|No Slave to the Blues|
|Music - Feature Stories|
|Tuesday, 14 November 2000 18:00|
When you’re a blues singer and guitarist, it’s a little dangerous to lead off an album with a song called “I Ain’t Got No Blues Today.” Especially when there’s nothing tongue-in-cheek about it: “I ain’t got no blues today / No matter what them folks might say / I done my best / I paid my dues.
” You might as well say, “Go home. I don’t have what you’re looking for.”
Yet here’s the Quad Cities’ longtime bluesman, Ellis Kell, announcing that he doesn’t have much to complain about on Ellis Kell Band & Friends 2000, his second album.
But the song is as much an invitation as a warning. When you’ve done your time, he says, you can pretty much do whatever the hell you want. Or maybe Kell puts it best in some notes on his new songs: “It’s okay to bend the blues.”
Kell does that a lot on the new album. You can hear it in some novel song introductions – like on “Lucky Dog,” which begins with a funky but muted harmonica-guitar give-and-take (I think) before exploding into a Little Richard-like rocker about a loyal pooch – and throughout 13 generally strong songs that bounce far from the blues and back again, like the rubber ball inevitably getting drawn back to the paddle.
Kell’s certainly an able guitarist, but he’s not from the school of wanker blues. As the opening song suggests, he’s a confident frontman who doesn’t need to hog the spotlight. There are as many piano solos (by Rick Stoneking, who also penned the horn-punctuated “What’s on Your Mind”) and harmonica blows as guitar breaks, and that gives the record a loose and easy band feel.

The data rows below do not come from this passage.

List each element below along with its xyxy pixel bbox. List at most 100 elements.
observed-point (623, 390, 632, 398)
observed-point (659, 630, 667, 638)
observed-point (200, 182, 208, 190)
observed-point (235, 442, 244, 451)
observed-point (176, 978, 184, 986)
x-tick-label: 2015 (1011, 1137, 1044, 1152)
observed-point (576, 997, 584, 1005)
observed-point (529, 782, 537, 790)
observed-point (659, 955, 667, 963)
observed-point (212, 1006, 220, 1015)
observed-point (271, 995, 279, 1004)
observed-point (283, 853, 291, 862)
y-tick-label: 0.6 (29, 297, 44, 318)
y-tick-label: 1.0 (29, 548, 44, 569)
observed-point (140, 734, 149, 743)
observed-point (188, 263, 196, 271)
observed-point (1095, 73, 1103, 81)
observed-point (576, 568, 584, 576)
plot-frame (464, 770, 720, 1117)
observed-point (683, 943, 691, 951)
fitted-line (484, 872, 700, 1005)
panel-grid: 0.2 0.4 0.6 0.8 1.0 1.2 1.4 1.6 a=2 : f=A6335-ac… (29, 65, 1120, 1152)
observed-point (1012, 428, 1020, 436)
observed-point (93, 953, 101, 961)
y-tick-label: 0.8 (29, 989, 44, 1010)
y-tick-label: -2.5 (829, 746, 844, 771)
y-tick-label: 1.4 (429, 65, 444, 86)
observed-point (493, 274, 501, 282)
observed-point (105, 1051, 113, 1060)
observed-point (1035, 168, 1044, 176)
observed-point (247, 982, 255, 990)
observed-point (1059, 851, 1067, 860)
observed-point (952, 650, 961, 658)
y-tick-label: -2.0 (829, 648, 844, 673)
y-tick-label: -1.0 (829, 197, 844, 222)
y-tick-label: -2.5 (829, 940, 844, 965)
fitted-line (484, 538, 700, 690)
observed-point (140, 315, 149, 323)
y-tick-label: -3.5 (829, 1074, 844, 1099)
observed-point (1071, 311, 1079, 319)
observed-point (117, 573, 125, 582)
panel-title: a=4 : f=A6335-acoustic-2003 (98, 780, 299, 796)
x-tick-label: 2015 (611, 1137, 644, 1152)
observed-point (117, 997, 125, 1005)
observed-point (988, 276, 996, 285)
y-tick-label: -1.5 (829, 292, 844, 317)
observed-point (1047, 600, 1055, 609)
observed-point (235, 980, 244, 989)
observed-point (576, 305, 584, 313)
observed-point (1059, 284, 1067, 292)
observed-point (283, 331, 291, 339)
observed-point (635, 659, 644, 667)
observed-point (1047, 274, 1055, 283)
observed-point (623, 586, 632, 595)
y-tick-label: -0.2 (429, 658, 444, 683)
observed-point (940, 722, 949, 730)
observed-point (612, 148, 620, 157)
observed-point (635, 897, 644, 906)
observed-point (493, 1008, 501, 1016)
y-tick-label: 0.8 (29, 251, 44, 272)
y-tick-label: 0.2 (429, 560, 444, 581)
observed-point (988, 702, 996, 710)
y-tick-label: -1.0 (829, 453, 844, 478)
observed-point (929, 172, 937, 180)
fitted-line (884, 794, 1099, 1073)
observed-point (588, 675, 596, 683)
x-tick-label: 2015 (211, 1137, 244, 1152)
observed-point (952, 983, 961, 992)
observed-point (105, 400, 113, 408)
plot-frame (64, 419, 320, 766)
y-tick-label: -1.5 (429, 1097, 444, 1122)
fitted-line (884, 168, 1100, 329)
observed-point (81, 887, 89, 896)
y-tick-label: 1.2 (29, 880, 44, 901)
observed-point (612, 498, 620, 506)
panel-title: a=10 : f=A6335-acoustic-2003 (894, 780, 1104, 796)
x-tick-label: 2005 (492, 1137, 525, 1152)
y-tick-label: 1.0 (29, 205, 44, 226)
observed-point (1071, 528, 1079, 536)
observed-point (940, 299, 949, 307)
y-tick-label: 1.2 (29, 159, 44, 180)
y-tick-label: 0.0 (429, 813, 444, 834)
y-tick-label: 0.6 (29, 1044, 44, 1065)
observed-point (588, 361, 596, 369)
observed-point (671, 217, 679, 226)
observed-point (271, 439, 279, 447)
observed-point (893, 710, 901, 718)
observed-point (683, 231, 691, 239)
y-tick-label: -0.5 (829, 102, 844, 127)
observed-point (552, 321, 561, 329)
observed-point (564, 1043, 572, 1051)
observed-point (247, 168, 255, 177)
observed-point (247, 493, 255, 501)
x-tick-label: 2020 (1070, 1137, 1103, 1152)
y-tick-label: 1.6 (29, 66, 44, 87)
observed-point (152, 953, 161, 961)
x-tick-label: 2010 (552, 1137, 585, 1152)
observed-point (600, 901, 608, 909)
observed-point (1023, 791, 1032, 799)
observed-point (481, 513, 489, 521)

Some of the slower songs, though, suffer without a driving musical backdrop, and Kell’s voice by itself has trouble carrying the load. His vocals can fill up a song, but he seems to require a compelling safety net underneath. That’s not so much a criticism of the singer as the songs. “What Can We Do Now” sounds aborted, fading out like a thought abandoned in mid-expression. The political ballad “A Charles Towne Aire” is far too earnest and sappy for its own good, a lesson that it’s great to stretch boundaries, but sometimes it just doesn’t work.
Fortunately, Kell and Company step right more frequently than wrong. The bad taste of “A Charles Towne Aire” is quickly erased by the simple, youthful boogie fun of “Roadsong”: “It’s my own song / It took me so long.”
“Sticks ‘n Stones” is a good ol’ fashioned folk song with a nice Irish flavor supplied by flute and whistle, and some backward-tape effects that sound just as natural as could be. “Tilta Whirl” lurches about, an effective musical metaphor for discombobulation. And “Country Blues” is an effectively Western take on his signature style, perfect for a campfire jam.
If there’s a downside to playing whatever felt right, it’s that 2000 lacks cohesion and a unity of purpose. Kell seemed to understand that; he’s sequenced the album in an alternating blues/not-blues way, making sure that fans don’t have to wait too long before they get what they came for.
And Kell keeps coming back to the blues. While the other material is nearly always serviceable and often quite good, when you’ve got the blues ringing in your ears, it’s wise to heed the call.
And digressions aside, the reason to buy Ellis Kell Band & Friends 2000 is the blues. Kell’s gifts are ample, and he has a keen sense of the studio. It’s always difficult to capture the blues in sterile surroundings without an audience; the songs often feel like blueprints for live performance.
But the blues of 2000 lose nothing on CD. They’re as vital and heartfelt as they could ever be.